Another limitation of our study could be that hospitals may have a bias towards reporting cases in children. Since EV infections are clearly associated with children, it seems that this is a bias than cannot be prevented; however, samples from patients of all ages were received in 2016. Our laboratory has previously described the association of some serotypes with different age groups [23]. Our results suggest an association of infection with EV-A71-C1 variant in young children.

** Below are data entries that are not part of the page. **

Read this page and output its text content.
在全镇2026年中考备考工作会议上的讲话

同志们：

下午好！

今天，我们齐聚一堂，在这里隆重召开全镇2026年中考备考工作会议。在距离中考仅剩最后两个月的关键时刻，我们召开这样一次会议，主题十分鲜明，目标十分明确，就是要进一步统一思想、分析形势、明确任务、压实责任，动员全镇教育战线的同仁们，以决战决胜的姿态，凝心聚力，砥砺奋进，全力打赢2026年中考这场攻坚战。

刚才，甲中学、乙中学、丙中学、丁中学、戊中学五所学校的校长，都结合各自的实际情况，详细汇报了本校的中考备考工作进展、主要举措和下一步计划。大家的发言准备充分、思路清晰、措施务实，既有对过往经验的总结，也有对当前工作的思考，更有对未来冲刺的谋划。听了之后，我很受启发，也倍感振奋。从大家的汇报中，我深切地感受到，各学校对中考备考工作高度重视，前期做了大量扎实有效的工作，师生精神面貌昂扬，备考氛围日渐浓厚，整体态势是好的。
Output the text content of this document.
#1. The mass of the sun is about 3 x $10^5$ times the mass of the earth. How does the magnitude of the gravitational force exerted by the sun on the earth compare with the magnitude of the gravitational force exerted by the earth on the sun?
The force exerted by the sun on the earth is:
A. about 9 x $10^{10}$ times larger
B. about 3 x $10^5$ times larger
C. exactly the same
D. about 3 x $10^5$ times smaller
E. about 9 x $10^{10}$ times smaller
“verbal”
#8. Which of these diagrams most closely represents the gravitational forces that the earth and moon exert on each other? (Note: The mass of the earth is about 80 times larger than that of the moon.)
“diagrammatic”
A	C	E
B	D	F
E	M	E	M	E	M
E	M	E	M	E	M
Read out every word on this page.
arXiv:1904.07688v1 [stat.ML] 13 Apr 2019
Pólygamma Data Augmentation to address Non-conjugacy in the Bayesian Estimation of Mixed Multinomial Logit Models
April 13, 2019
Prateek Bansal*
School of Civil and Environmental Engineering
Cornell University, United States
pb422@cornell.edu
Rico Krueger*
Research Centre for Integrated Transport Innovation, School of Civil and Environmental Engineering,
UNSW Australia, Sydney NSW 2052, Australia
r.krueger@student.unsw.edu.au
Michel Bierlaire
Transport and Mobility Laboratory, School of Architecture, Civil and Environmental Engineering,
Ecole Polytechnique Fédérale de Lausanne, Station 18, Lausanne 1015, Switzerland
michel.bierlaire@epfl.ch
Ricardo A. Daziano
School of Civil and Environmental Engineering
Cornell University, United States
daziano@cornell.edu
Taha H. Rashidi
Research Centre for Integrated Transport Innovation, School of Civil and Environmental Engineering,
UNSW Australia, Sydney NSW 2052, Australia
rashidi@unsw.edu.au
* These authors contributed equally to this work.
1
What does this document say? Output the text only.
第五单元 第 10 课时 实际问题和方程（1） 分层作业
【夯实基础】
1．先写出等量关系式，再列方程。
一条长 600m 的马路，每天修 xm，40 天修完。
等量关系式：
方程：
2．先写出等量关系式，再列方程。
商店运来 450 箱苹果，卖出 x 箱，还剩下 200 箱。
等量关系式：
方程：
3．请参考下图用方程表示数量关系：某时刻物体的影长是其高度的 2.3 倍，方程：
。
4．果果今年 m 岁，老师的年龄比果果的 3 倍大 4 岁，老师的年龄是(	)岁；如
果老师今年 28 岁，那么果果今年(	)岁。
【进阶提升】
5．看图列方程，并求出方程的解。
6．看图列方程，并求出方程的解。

Finally, more Spanish regions could have been affected for which we may not have had data, either because some hospitals did not send samples or because some samples received from reference hospitals, mostly in Barcelona and Madrid, belonged to patients admitted from the surrounding regions. For the purposes of this study, we selected the affected regions according to the hospitals that sent the clinical samples. This is the reason why, for instance, Barcelona is the only province of the region of Catalonia in which the cases were reported.

Conclusion

In summary, our results show that an emerging EV-A71-C1 strain was responsible for the outbreak in Spain during 2016 and was associated with many severe neurological cases, the largest outbreak in Europe in recent years. This is the first time that this EV-A71-C1 variant has been detected in Spain and it could have its origin in strains from other European countries such as Germany or France. Since poliovirus eradication is a reasonable goal in the short term, surveillance of non-polio EV associated with neurological implications becomes crucial, especially in cases such as EV-A71 infection where no treatments or vaccines are available. In this sense, the recently established European Non-Polio-Enterovirus Network [29] can contribute to standardising methods for EV detection and typing, clarifying the most adequate specimens for testing according to the clinical presentation and, ultimately, monitoring the global circulation of EV types. Our findings highlight the importance of EV surveillance in order to identify new recombinant forms of known EV types and monitor their associated disease burden, their molecular epidemiology and geographical distribution.